The "Théâtre des Automates" was hardly more than an auditorium tucked into one wing of the Conservatory museum, so I had to wait for Elsie outside in the corridor, in a milling crowd of mothers and costumed children, next to the big brass industrial weaving loom I had passed going in. This time, reading the placard at its base, I was not entirely surprised to see that the loom had been fabricated in the "Workshop of Jacques de Vaucanson" in 1762. I was just leaning forward and squinting into its Lilliputian gears and pistons when the door swung open and Henri Saulnay emerged.

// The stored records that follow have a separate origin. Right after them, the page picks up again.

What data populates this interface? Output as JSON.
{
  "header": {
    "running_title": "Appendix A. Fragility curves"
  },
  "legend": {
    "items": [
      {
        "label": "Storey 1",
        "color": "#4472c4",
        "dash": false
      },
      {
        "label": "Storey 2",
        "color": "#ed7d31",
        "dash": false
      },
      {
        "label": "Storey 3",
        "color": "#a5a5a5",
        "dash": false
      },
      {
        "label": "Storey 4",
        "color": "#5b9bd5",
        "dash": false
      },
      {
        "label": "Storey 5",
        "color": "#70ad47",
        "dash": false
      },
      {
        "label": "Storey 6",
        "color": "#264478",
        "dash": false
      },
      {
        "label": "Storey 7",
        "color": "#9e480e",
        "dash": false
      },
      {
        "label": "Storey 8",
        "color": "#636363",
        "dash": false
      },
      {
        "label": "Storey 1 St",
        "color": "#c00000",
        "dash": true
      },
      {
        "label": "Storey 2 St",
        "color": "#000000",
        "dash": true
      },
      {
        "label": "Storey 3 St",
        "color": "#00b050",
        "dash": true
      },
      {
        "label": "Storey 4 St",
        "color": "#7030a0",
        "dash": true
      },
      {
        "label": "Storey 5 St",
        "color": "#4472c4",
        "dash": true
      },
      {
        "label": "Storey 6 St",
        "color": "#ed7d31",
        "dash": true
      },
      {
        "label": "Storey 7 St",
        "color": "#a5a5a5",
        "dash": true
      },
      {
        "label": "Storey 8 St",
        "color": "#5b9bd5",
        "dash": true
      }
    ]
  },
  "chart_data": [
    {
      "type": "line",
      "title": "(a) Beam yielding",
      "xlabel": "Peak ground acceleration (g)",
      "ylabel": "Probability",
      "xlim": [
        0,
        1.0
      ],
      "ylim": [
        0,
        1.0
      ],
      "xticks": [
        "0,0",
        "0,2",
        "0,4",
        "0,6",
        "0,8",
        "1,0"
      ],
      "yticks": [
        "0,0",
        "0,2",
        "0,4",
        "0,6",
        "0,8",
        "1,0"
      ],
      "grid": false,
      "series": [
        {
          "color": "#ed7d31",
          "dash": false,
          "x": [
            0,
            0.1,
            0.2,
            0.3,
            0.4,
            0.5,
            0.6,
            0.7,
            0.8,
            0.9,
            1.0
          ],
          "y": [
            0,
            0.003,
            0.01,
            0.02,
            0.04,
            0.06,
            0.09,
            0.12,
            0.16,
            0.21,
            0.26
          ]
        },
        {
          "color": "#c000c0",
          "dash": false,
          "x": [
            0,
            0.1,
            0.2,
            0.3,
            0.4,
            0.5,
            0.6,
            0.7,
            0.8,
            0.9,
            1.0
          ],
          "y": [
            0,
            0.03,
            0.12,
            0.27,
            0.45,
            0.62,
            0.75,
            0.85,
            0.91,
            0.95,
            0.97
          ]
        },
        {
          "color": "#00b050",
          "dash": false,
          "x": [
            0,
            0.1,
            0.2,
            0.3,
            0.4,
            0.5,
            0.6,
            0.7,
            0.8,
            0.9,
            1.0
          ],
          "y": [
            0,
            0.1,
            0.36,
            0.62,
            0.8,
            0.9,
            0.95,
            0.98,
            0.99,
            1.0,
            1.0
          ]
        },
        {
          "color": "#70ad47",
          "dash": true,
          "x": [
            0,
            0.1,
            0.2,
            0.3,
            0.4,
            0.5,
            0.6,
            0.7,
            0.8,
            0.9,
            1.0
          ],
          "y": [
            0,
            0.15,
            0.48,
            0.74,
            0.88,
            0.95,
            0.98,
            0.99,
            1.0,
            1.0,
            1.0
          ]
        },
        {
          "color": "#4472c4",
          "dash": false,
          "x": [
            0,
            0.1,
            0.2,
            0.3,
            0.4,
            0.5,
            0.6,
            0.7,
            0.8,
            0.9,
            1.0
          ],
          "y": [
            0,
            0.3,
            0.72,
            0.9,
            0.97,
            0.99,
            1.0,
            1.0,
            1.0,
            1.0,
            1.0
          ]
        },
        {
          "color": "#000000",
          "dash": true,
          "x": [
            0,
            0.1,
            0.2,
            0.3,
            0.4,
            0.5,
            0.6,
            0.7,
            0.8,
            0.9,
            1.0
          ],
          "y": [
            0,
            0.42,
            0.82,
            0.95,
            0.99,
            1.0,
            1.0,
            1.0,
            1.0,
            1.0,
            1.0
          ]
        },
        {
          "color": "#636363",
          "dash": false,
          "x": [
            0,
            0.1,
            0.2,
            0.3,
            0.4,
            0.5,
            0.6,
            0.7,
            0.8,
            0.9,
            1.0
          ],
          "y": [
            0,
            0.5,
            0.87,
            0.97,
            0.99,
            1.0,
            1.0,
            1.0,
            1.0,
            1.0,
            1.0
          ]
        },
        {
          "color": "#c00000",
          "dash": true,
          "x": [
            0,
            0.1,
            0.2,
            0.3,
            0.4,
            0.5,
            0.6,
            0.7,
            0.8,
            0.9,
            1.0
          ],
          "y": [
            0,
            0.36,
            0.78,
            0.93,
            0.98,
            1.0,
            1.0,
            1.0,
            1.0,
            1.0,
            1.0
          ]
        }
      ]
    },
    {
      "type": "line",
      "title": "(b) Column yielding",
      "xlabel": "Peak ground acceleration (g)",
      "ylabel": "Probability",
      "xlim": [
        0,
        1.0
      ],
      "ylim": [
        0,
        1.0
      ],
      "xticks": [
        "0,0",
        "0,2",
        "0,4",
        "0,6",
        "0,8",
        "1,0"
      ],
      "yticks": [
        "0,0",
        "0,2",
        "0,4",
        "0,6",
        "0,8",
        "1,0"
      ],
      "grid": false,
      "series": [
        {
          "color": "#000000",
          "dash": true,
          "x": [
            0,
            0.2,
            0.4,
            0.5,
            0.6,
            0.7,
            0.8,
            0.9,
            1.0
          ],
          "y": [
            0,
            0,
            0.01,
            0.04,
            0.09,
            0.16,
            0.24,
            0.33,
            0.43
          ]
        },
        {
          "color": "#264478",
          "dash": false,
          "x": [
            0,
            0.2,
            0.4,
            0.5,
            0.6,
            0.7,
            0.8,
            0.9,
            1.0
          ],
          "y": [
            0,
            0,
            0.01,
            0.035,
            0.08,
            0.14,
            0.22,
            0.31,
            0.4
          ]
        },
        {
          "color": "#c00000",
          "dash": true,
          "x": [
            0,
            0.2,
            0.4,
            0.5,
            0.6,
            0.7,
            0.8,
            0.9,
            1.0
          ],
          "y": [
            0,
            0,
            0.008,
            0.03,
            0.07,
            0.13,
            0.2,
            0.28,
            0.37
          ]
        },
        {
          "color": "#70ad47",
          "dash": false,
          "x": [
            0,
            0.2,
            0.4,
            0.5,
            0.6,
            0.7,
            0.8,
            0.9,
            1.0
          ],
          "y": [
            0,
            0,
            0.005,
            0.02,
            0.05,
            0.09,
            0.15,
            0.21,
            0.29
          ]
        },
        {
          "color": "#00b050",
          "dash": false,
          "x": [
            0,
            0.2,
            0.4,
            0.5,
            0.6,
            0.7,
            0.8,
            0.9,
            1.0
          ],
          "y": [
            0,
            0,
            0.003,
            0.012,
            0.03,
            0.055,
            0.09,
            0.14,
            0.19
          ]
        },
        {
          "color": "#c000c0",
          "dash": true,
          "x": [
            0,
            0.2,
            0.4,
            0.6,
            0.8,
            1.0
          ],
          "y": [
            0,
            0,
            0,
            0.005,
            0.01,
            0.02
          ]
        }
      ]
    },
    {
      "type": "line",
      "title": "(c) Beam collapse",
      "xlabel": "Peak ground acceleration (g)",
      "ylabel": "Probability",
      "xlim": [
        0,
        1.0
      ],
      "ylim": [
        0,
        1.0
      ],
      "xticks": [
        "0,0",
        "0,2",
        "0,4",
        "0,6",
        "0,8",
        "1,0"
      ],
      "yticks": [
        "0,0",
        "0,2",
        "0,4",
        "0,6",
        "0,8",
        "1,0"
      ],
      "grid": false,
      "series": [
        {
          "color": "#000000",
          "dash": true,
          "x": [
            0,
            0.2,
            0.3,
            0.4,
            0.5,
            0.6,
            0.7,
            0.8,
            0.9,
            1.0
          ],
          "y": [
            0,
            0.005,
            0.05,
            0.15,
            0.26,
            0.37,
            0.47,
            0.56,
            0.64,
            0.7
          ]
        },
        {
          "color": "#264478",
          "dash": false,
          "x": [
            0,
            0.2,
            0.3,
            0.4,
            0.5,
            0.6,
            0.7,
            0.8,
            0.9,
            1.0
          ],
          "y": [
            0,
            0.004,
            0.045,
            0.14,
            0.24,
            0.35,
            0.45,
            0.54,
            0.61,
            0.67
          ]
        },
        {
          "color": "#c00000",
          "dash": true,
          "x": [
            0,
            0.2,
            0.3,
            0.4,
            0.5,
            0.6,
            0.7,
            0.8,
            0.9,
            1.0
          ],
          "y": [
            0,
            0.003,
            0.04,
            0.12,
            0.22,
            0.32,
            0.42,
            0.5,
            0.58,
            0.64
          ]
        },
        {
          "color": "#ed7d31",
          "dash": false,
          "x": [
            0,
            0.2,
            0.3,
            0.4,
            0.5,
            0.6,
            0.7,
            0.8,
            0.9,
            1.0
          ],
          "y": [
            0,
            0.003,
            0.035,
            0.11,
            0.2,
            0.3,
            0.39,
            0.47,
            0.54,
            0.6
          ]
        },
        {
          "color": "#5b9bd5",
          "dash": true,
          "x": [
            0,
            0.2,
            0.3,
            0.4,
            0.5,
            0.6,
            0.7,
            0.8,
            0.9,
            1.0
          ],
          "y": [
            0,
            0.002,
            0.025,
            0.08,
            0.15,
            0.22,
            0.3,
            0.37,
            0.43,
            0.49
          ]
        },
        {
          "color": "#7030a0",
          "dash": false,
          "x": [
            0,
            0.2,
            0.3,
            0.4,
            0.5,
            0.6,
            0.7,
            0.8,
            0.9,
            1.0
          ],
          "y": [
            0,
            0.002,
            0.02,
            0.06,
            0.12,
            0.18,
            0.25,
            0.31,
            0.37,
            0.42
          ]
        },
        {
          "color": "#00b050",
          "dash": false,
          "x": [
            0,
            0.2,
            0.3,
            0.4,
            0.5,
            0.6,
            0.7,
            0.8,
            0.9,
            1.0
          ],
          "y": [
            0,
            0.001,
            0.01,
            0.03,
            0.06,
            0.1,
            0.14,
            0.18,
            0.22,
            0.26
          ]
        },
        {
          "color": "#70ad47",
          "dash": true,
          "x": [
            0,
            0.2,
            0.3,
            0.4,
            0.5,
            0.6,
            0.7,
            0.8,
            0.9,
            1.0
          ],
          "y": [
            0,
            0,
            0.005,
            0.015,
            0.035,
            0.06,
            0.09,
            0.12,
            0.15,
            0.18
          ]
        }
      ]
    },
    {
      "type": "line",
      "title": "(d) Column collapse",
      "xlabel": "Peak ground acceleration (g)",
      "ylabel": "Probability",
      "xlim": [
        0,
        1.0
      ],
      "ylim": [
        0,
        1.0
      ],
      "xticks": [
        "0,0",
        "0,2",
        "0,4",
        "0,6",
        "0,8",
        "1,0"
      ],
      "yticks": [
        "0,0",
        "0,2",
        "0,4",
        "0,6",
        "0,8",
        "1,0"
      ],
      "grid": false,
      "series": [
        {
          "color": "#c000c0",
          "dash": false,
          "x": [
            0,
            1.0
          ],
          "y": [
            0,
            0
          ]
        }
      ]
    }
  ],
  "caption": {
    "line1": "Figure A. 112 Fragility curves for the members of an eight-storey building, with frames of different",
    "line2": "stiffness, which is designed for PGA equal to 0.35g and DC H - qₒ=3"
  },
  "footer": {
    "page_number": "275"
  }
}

The war had ended eight years ago. But to the French—and the Germans too, for that matter—it was still as fresh and bitter as ever, the bloodiest chapter yet in their centuries-long mutual insanity. Whether it was his intimidating bulk or his German accent, nobody made a move toward him.
"Boche," said somebody in the crowd. Somebody else said, "Hush." The children stared but made no move toward him. Saulnay nodded calmly and limped on by.
Then the auditorium door swung open again and Elsie Short stepped out.
This time most of the children rushed forward to greet her, so that she stopped, knelt, shook hands with two or three dolls held up for her inspection. From her knees she threw me a look of surprise.
"You came! Do you have my duck?"
"No soap, no duck," I said. "Soupel wasn't there."